Contrary to popular perception, IP regimes are meant to serve not only the private commercial interests of IP owners, but a wider public interest.....
It is within this framework that one ought to view the recent attempt by leading publishers to prevent students from accessing affordable course packs put together by a small photocopy shop at the behest of a leading university.
Many appear to acknowledge the “technical” illegality of the photocopying, and take issue with the raid on a purely moral basis. However, it is important to appreciate that the law itself provides enough wiggle room for exempting these acts from copyright infringement.
The law suit filed by publishers before the Delhi high court indicates that the alleged instances of copyright infringement constitute no more than 10 per cent of individual copyrighted books in most cases.
Even in a maximalist IP jurisdiction such as the United States, courts have held that reproducing less than 10 per cent of a book constituted “fair use”. Although the ruling in this case (Cambridge University Press vs Becker) pertains to electronic copies, the logic of it should apply to the physical world as well.
The fair use doctrine is recognised as a valid defence to copyright infringement in most countries including India, where Section 52 of the Copyright Act permits one to “fairly deal” with any copyrighted work for “private or personal use including research”.
That universities and students photocopying excerpts of articles and book chapters are doing so for private or personal use is beyond doubt.
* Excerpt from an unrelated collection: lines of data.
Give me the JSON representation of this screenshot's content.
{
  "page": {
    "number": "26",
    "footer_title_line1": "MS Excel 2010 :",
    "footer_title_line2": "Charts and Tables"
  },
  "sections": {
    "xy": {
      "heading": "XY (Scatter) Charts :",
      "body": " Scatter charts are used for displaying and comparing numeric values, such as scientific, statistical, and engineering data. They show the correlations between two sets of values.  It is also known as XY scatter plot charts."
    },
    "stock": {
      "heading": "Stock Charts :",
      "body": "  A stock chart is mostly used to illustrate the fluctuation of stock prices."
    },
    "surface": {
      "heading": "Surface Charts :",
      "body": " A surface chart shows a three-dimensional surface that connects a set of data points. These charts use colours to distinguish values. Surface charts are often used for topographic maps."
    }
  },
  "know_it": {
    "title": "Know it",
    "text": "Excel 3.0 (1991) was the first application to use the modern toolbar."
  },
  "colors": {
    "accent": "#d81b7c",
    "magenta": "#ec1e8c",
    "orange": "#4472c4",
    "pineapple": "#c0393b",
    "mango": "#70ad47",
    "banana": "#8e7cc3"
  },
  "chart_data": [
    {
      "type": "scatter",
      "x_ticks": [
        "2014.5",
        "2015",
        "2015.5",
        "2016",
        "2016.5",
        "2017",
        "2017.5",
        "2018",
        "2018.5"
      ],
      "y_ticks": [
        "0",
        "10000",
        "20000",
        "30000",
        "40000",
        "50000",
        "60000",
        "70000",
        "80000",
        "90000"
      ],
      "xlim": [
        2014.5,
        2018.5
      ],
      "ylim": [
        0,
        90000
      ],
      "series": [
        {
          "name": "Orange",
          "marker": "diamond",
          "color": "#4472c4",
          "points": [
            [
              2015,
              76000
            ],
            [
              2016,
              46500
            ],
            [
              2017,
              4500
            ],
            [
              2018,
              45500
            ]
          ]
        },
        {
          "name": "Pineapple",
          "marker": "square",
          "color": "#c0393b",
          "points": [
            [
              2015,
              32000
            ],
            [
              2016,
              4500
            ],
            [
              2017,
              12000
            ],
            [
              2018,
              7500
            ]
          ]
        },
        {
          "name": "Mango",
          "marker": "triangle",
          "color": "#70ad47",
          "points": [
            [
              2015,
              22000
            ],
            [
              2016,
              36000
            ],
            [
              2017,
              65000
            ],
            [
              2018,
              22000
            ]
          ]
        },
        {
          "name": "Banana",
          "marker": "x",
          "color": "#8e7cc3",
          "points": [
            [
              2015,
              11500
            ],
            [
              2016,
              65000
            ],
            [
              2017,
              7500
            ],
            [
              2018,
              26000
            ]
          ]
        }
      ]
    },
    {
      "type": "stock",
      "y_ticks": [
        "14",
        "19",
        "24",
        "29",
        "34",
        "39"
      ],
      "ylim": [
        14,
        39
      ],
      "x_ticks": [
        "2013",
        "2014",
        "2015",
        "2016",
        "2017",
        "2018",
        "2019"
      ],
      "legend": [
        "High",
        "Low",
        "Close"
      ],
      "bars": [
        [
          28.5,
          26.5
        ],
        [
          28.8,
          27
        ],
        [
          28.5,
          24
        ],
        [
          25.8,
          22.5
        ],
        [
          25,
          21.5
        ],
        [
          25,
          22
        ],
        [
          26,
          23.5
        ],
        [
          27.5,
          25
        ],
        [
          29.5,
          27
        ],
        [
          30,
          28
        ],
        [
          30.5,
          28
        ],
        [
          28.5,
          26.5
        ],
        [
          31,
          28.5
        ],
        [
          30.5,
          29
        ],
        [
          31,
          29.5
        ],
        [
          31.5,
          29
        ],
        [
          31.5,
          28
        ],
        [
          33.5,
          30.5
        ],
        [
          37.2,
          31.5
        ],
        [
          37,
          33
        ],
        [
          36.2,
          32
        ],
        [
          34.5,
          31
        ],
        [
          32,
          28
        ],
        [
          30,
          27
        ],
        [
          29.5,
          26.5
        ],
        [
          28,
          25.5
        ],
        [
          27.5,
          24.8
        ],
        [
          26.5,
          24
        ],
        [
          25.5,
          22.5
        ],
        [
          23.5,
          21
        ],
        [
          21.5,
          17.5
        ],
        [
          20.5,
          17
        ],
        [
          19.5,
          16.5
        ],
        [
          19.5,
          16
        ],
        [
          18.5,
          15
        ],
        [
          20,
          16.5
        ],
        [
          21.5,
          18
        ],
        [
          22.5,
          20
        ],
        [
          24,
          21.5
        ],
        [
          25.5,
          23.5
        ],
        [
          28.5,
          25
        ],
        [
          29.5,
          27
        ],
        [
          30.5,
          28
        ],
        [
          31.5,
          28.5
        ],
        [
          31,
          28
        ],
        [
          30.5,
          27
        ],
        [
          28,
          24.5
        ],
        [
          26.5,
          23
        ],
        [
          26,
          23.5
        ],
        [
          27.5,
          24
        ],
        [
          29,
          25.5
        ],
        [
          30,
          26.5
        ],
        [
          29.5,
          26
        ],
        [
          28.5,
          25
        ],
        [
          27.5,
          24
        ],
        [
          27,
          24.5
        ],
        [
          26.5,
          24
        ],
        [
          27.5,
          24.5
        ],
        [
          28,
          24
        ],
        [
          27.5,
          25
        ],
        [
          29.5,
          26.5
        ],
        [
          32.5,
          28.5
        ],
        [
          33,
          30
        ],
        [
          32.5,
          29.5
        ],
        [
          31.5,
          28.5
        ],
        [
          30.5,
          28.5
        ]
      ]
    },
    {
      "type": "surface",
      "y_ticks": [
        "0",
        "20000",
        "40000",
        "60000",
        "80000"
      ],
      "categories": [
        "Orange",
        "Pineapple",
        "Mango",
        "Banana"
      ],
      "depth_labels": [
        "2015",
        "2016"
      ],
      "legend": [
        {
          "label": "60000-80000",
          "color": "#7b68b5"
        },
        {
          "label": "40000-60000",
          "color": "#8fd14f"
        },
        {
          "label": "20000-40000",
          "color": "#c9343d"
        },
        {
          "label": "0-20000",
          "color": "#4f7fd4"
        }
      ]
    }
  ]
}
And it stands to reason that if the university can do this legitimately, it can also outsource this function to a third party photocopier (who does it as an agent of the university). However, the critical issue is: what amounts to “fair dealing”?
Would takings of less than 10 per cent of copyrighted books amount to fair dealing? If a free-market capitalist economy such as the US, with a maximalist IP regime, can suffer 10 per cent, India can do far better. We should peg our yardstick at 20 per cent or even higher. After all, of what use is our constitutional guarantee of the right to education when materials cannot be accessed by the average student?
But we need not split hairs over the appropriate permissible “fair” percentage. Our copyright act recognises a fairly wide educational exception in Section 52 by permitting any material to be reproduced “during the course of instruction”.
It is a truism that educational material is largely expensive and often unaffordable to the average student. While foreign publishers claim that almost all titles have Indian editions and are lower priced, a recent empirical study done by me along with my research associates demonstrates this to be a false assertion. A vast majority of legal and social science titles (that we studied) had no equivalent Indian editions and had to be purchased at rates equivalent to or higher than in the West. The lower priced Indian editions were often older and outdated versions.
....In the end, a large part of this case will hinge on the term “fair”, a somewhat epidermal term, given our obsession with fairness creams. One hopes that the unfortunate Delhi raids will force us to examine it at a deeper level and acknowledge that a society where private commercial gain trumps the larger public interest in promoting educational access can never be a “fair” one."